Between welcome lectures, fairs, speed dating and parties, it’s easy to feel bombarded by the sheer onslaught of activities. So, I repeat: organise your schedule. Find out all the events you may want to go to and make a little calendar for yourself. You may have clashes, so choose what you’d like to explore the most. Plan for events that pique your interest and make you step out of your comfort zone, that challenge you, that you always wanted to get involved in but never had the heart. This is your clean slate, the chance to become whoever you want. And if you find yourself getting worn out by all the events, then give yourself a break. Get your sleep, drink lots of water, and be kind to yourself. If you know you’re not going to be able to try everything, then just stick to what feels most important and most manageable.

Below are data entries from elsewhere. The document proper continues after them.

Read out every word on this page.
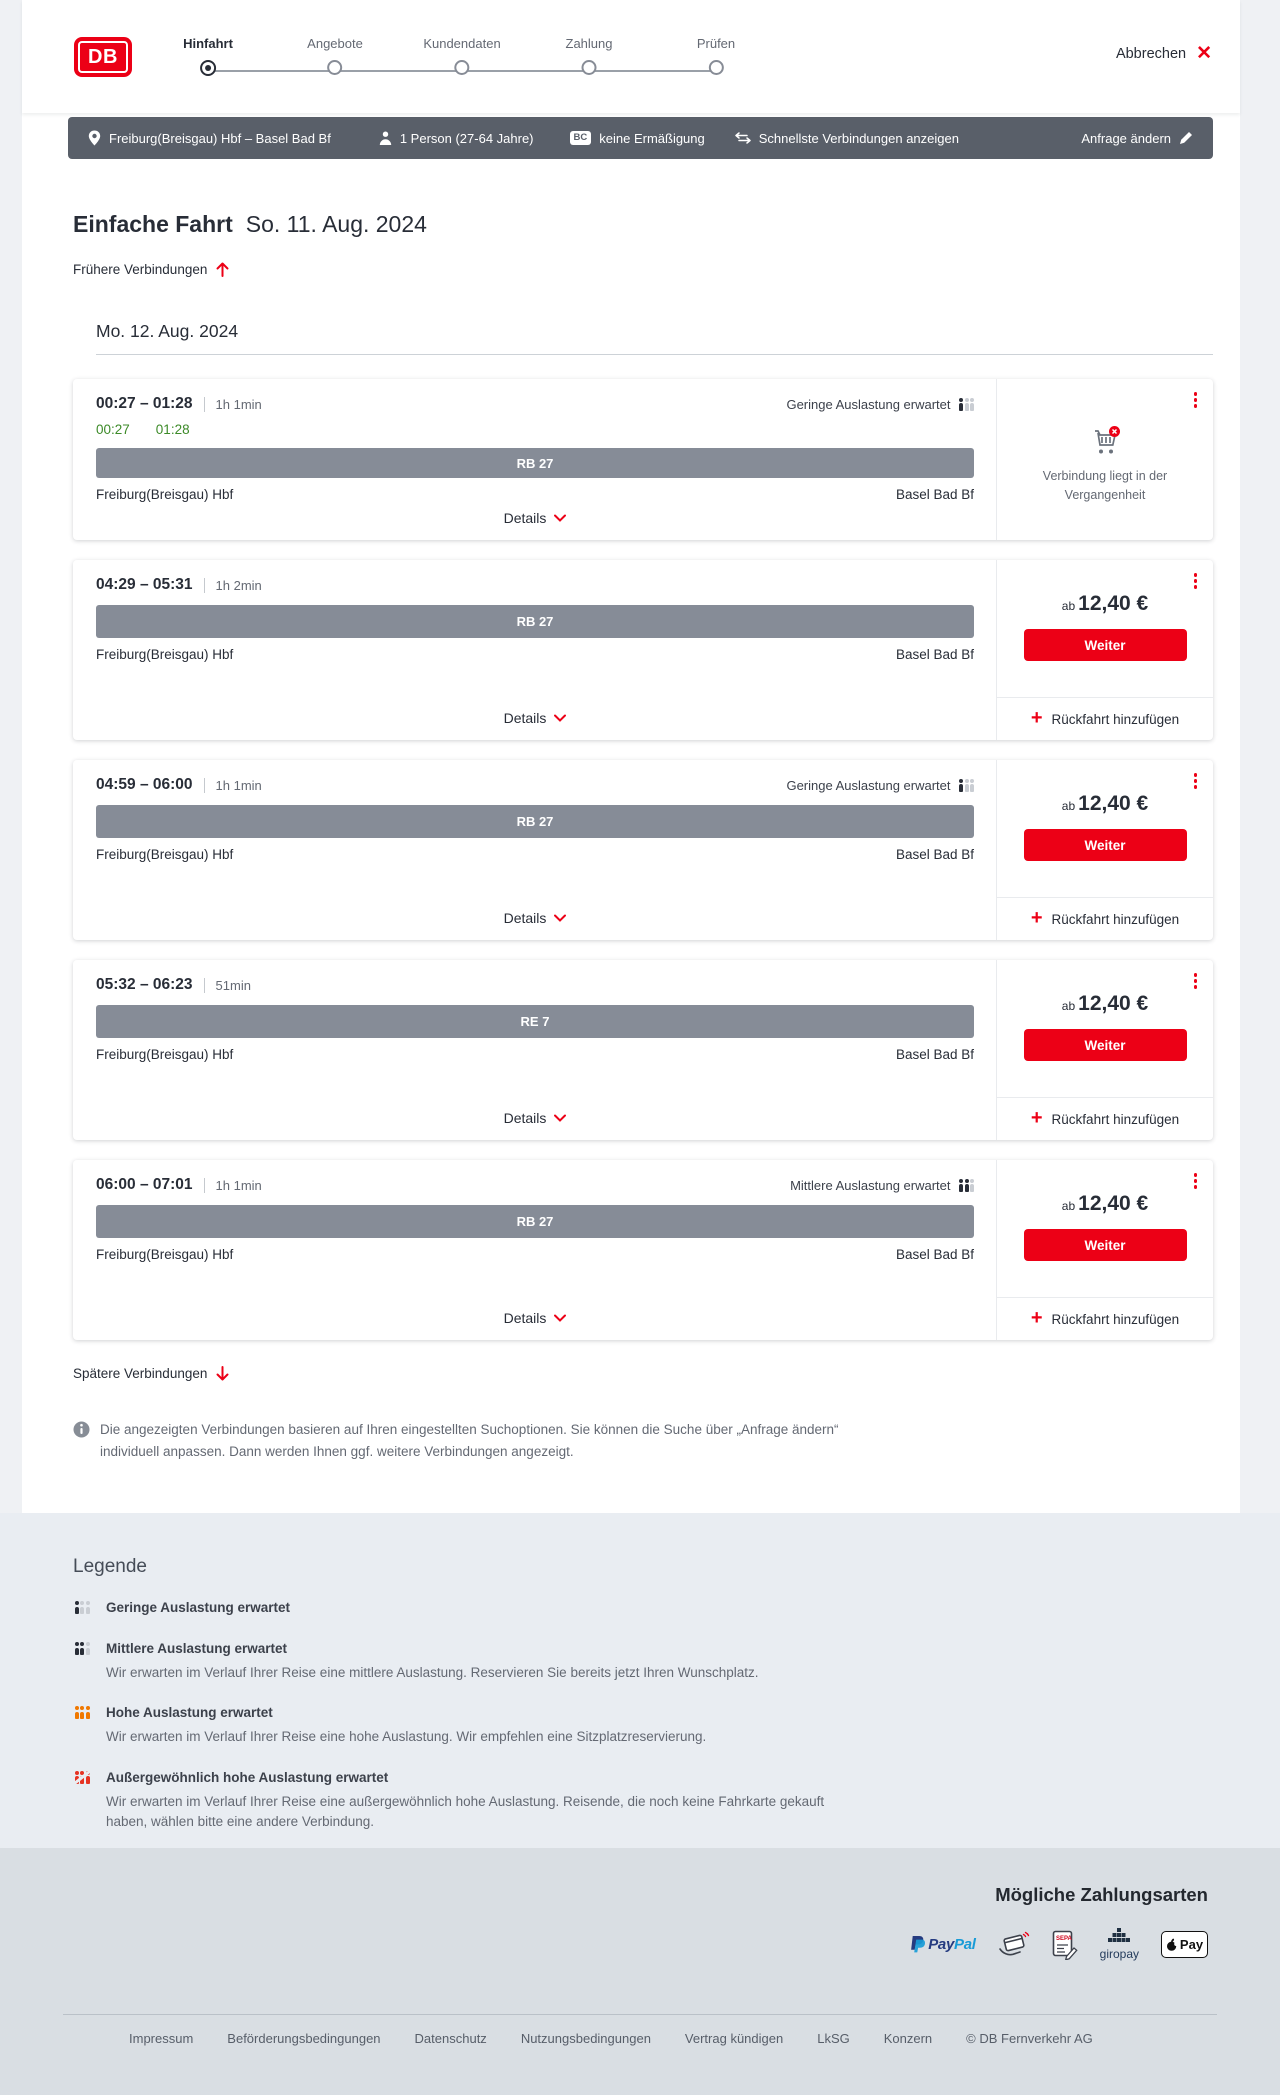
DB
Hinfahrt	Angebote	Kundendaten	Zahlung	Prüfen
Abbrechen ✕
Freiburg(Breisgau) Hbf – Basel Bad Bf	1 Person (27-64 Jahre)	BC keine Ermäßigung	Schnellste Verbindungen anzeigen	Anfrage ändern
Einfache Fahrt So. 11. Aug. 2024
Frühere Verbindungen
Mo. 12. Aug. 2024
00:27 – 01:28	1h 1min	Geringe Auslastung erwartet
00:27 01:28
RB 27
Freiburg(Breisgau) Hbf	Basel Bad Bf
Details
Verbindung liegt in der Vergangenheit
04:29 – 05:31	1h 2min
RB 27
Freiburg(Breisgau) Hbf	Basel Bad Bf
Details
ab 12,40 €
Weiter
+ Rückfahrt hinzufügen
04:59 – 06:00	1h 1min	Geringe Auslastung erwartet
RB 27
Freiburg(Breisgau) Hbf	Basel Bad Bf
Details
ab 12,40 €
Weiter
+ Rückfahrt hinzufügen
05:32 – 06:23	51min
RE 7
Freiburg(Breisgau) Hbf	Basel Bad Bf
Details
ab 12,40 €
Weiter
+ Rückfahrt hinzufügen
06:00 – 07:01	1h 1min	Mittlere Auslastung erwartet
RB 27
Freiburg(Breisgau) Hbf	Basel Bad Bf
Details
ab 12,40 €
Weiter
+ Rückfahrt hinzufügen
Spätere Verbindungen
Die angezeigten Verbindungen basieren auf Ihren eingestellten Suchoptionen. Sie können die Suche über „Anfrage ändern“ individuell anpassen. Dann werden Ihnen ggf. weitere Verbindungen angezeigt.
Legende
Geringe Auslastung erwartet
Mittlere Auslastung erwartet
Wir erwarten im Verlauf Ihrer Reise eine mittlere Auslastung. Reservieren Sie bereits jetzt Ihren Wunschplatz.
Hohe Auslastung erwartet
Wir erwarten im Verlauf Ihrer Reise eine hohe Auslastung. Wir empfehlen eine Sitzplatzreservierung.
Außergewöhnlich hohe Auslastung erwartet
Wir erwarten im Verlauf Ihrer Reise eine außergewöhnlich hohe Auslastung. Reisende, die noch keine Fahrkarte gekauft haben, wählen bitte eine andere Verbindung.
Mögliche Zahlungsarten
PayPal	SEPA
giropay
Pay
Impressum	Beförderungsbedingungen	Datenschutz	Nutzungsbedingungen	Vertrag kündigen	LkSG	Konzern	© DB Fernverkehr AG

People partying and smiling

Admin and Checking the Boxes

  • Get your student ID as soon as possible – student ID means student discounts.
  • Get your timetable and class clashes sorted out as soon as possible.
  • Apply for a transport concession card. You’ll use public transport at one point or another, and getting cheaper fares is always a good thing. 

Also, download LostOnCampus onto your smartphone and set it up for your university. It’s a personalised map that will guide you around your campus. You’ll thank me later. 

Get Ready, Baby!

That should cover it for our O-Week survival guide! O-Week is an exciting, scary, daunting time… but it only lasts a week, and in that week you can make the friends you’ll have for life. Make the most of it, strike up conversations, be kind to yourself – good luck! You’re going to be amazing.